Rubriques
Fritz Haber. L'esprit du temps
Type de publication:
BookAuteurs:
Vandermeulen, DavidSource:
Éditions Delcourt, Volume 1, Paris, p.156 (2005)Texte complet:
Le premier tome de cette bande dessinée biographique raconte la vie du chimiste juif allemand Fritz Haber et de sa femme également chimiste, Clara Immerwahr, entre 1888 et 1906. L’album débute par un prologue se déroulant en 1934, quelques jours avant sa mort, où on peut voir un Fritz Haber vieilli qui, lors d’une promenade dans la forêt suisse hivernale, se rappelle son passé. La suite est globalement chronologique et débute à Breslau en 1888, alors que le jeune Fritz, étudiant en chimie à l’Université de Berlin, visite son père et sa fiancée dans sa ville natale. Dès le départ, la tension qu’entraîne la judéité des Haber est palpable et source évidente de conflit. La deuxième partie montre comment Fritz s’est vu refuser l’entrée à l’Université de Leipzig en 1891 à cause de son nom juif (son nom complet est Fritz Jacob Haber), comment il a travaillé pour l’entreprise paternelle jusqu’à ce qu’il soit renvoyé aux études à la suite d’un fiasco financier qu’il a provoqué. À Iena, en 1892, Fritz se fait baptiser et devient protestant. Son père refuse de le revoir. La troisième partie se déroule presque dix ans plus tard, à Fribourg, en 1901. Clara est la première femme à être reçue à l’Université de Breslau et elle présente une conférence au congrès scientifique, congrès qui permet les retrouvailles entre Fritz (qui a de la difficulté à se faire une place dans le milieu universitaire), Clara et d’autres savants avec qui ils ont jadis étudié. À la sortie d’une réception, Fritz accepte de signer le shekel du parti sioniste. Un an plus tard, il part pour les États-Unis et rencontre le fils du célèbre industriel juif allemand Rathenau. À la même époque, le congrès sioniste rejette la solution de l’Ouganda proposée par l’Angleterre. Ce premier tome se termine donc en 1906, alors que Clara est découragée d’avoir dû abandonner sa carrière de chimiste universitaire pour s’occuper de leur enfant et que Haber tente de trouver du financement pour ses travaux sur l’ammoniac de synthèse qui pourrait fixer l’azote dans les champs allemands (découverte pour laquelle il obtiendra 12 ans plus tard le prix Nobel de chimie).

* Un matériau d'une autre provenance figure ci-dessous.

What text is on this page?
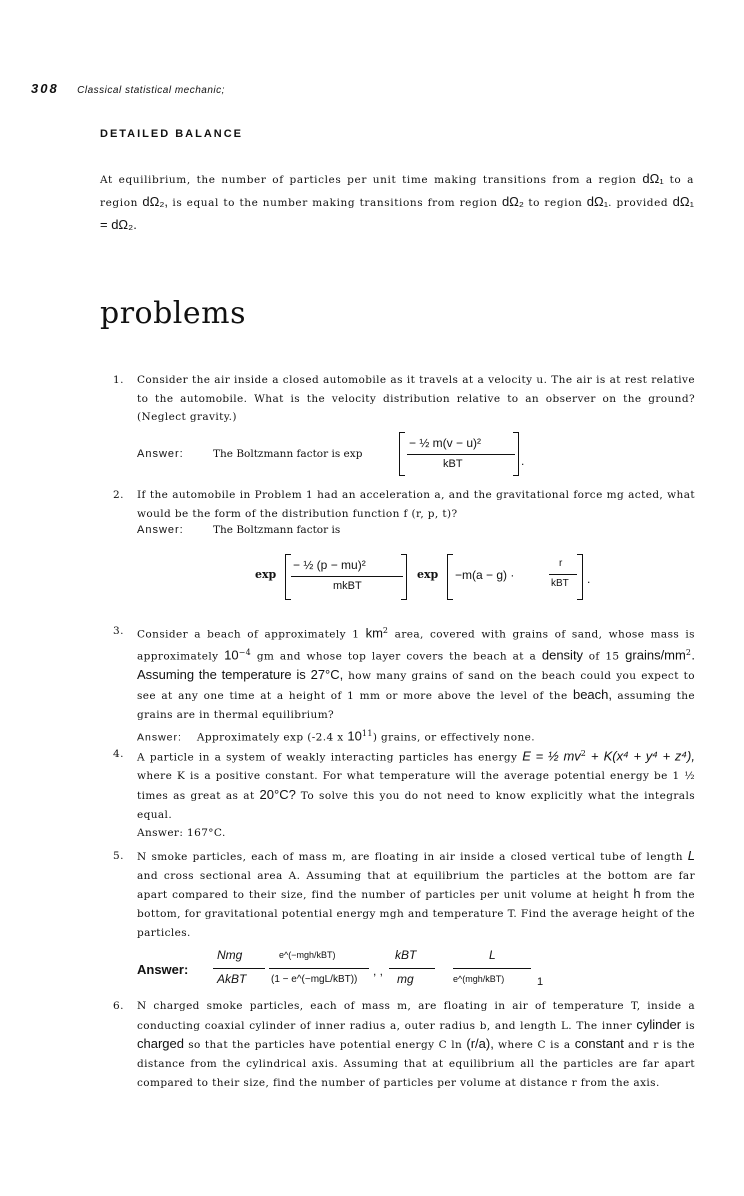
308 Classical statistical mechanic;
DETAILED BALANCE
At equilibrium, the number of particles per unit time making transitions from a region dΩ₁ to a region dΩ₂, is equal to the number making transitions from region dΩ₂ to region dΩ₁. provided dΩ₁ = dΩ₂.
problems
1. Consider the air inside a closed automobile as it travels at a velocity u. The air is at rest relative to the automobile. What is the velocity distribution relative to an observer on the ground? (Neglect gravity.)
Answer:	The Boltzmann factor is exp
− ½ m(v − u)²
kBT	.
2. If the automobile in Problem 1 had an acceleration a, and the gravitational force mg acted, what would be the form of the distribution function f (r, p, t)?
Answer:	The Boltzmann factor is
exp
− ½ (p − mu)²
mkBT
exp −m(a − g) ·
r
kBT .
3. Consider a beach of approximately 1 $km^2$ area, covered with grains of sand, whose mass is approximately $10^{-4}$ gm and whose top layer covers the beach at a density of 15 grains/$mm^2$. Assuming the temperature is 27°C, how many grains of sand on the beach could you expect to see at any one time at a height of 1 mm or more above the level of the beach, assuming the grains are in thermal equilibrium?
Answer: Approximately exp (-2.4 x $10^{11}$) grains, or effectively none.
4. A particle in a system of weakly interacting particles has energy E = ½ $mv^2 + K(x^4 + y^4 + z^4)$, where K is a positive constant. For what temperature will the average potential energy be 1 ½ times as great as at 20°C? To solve this you do not need to know explicitly what the integrals equal.
Answer: 167°C.
5. N smoke particles, each of mass m, are floating in air inside a closed vertical tube of length L and cross sectional area A. Assuming that at equilibrium the particles at the bottom are far apart compared to their size, find the number of particles per unit volume at height h from the bottom, for gravitational potential energy mgh and temperature T. Find the average height of the particles.
Answer:
Nmg
AkBT
e^(−mgh/kBT)
(1 − e^(−mgL/kBT))
, ,
kBT
mg
L
e^(mgh/kBT)	1
6. N charged smoke particles, each of mass m, are floating in air of temperature T, inside a conducting coaxial cylinder of inner radius a, outer radius b, and length L. The inner cylinder is charged so that the particles have potential energy C ln (r/a), where C is a constant and r is the distance from the cylindrical axis. Assuming that at equilibrium all the particles are far apart compared to their size, find the number of particles per volume at distance r from the axis.
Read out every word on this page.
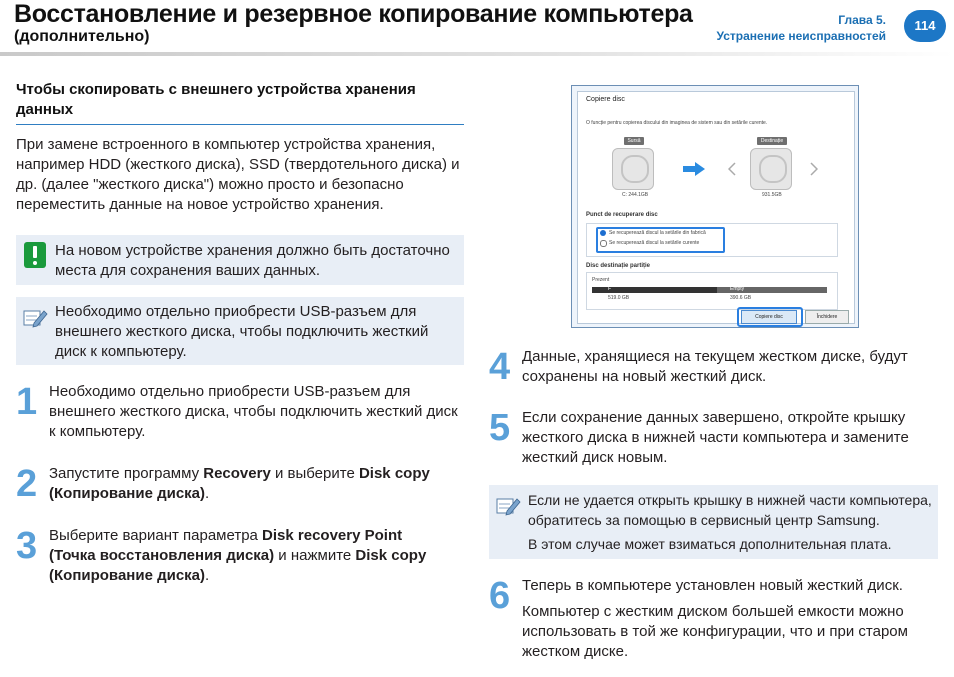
Восстановление и резервное копирование компьютера
(дополнительно)
Глава 5.
Устранение неисправностей
114
Чтобы скопировать с внешнего устройства хранения данных
При замене встроенного в компьютер устройства хранения, например HDD (жесткого диска), SSD (твердотельного диска) и др. (далее "жесткого диска") можно просто и безопасно переместить данные на новое устройство хранения.
На новом устройстве хранения должно быть достаточно места для сохранения ваших данных.
Необходимо отдельно приобрести USB-разъем для внешнего жесткого диска, чтобы подключить жесткий диск к компьютеру.
1 Необходимо отдельно приобрести USB-разъем для внешнего жесткого диска, чтобы подключить жесткий диск к компьютеру.
2 Запустите программу Recovery и выберите Disk copy (Копирование диска).
3 Выберите вариант параметра Disk recovery Point (Точка восстановления диска) и нажмите Disk copy (Копирование диска).
Copiere disc
O funcție pentru copierea discului din imaginea de sistem sau din setările curente.
Sursă
C: 244.1GB
Destinație
931.5GB
Punct de recuperare disc
Se recuperează discul la setările din fabrică
Se recuperează discul la setările curente
Disc destinație partiție
Prezent
F	Empty
519.0 GB	390.6 GB
Copiere disc	Închidere
4 Данные, хранящиеся на текущем жестком диске, будут сохранены на новый жесткий диск.
5 Если сохранение данных завершено, откройте крышку жесткого диска в нижней части компьютера и замените жесткий диск новым.
Если не удается открыть крышку в нижней части компьютера, обратитесь за помощью в сервисный центр Samsung.
В этом случае может взиматься дополнительная плата.
6 Теперь в компьютере установлен новый жесткий диск.
Компьютер с жестким диском большей емкости можно использовать в той же конфигурации, что и при старом жестком диске.
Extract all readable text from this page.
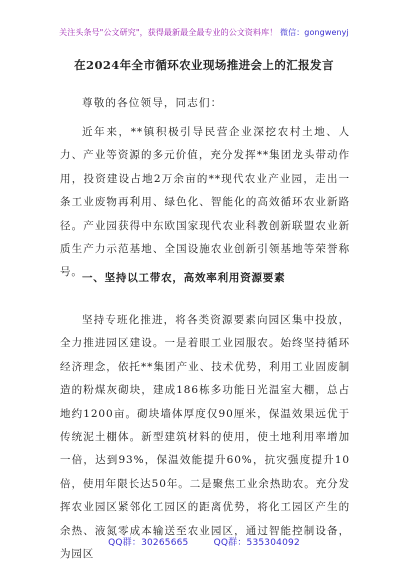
关注头条号"公文研究"，获得最新最全最专业的公文资料库！ 微信：gongwenyj
在2024年全市循环农业现场推进会上的汇报发言
尊敬的各位领导，同志们：

近年来，**镇积极引导民营企业深挖农村土地、人力、产业等资源的多元价值，充分发挥**集团龙头带动作用，投资建设占地2万余亩的**现代农业产业园，走出一条工业废物再利用、绿色化、智能化的高效循环农业新路径。产业园获得中东欧国家现代农业科教创新联盟农业新质生产力示范基地、全国设施农业创新引领基地等荣誉称号。 一、坚持以工带农，高效率利用资源要素

坚持专班化推进，将各类资源要素向园区集中投放，全力推进园区建设。一是着眼工业园服农。始终坚持循环经济理念，依托**集团产业、技术优势，利用工业固废制造的粉煤灰砌块，建成186栋多功能日光温室大棚，总占地约1200亩。砌块墙体厚度仅90厘米，保温效果远优于传统泥土棚体。新型建筑材料的使用，使土地利用率增加一倍，达到93%，保温效能提升60%，抗灾强度提升10倍，使用年限长达50年。二是聚焦工业余热助农。充分发挥农业园区紧邻化工园区的距离优势，将化工园区产生的余热、液氮零成本输送至农业园区，通过智能控制设备，为园区

QQ群：30265665	QQ群：535304092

Bien que cette bande dessinée ait des prétentions purement biographiques (et non fictionnelles), l’esthétisme en est tellement étudié, qu’il paraît pertinent de l’inclure ici. Il s’agit en effet d’une très bonne bande dessinée, mais trop peu liée à la science et au personnage de scientifique. Presque tout l’accent est mis sur la judéité d’Haber, et très peu sur ses recherches en chimie. Peut-être que les autres tomes le feront davantage. Le côté graphique est sublime et imite le style des films muets allemands de cette époque en utilisant des images monochromes dans les teintes de sépia, ensuite délavées, des sous-titres plutôt que des phylactères pour les dialogues et des intertitres sur fond noir pour la narration (il y a malgré tout peu de texte). Beaucoup de citations d’auteurs très variés (Thomas Carlyle, Ernst Moritz Arndt, Theodor Herzl, Goethe, Dante, Wagner, Schiller, etc.) viennent ponctuer le texte et donner le ton de l’idéologie ambiante en Allemagne, autant pour ce qui est de l’antisémitisme que du sionisme et du nationalisme.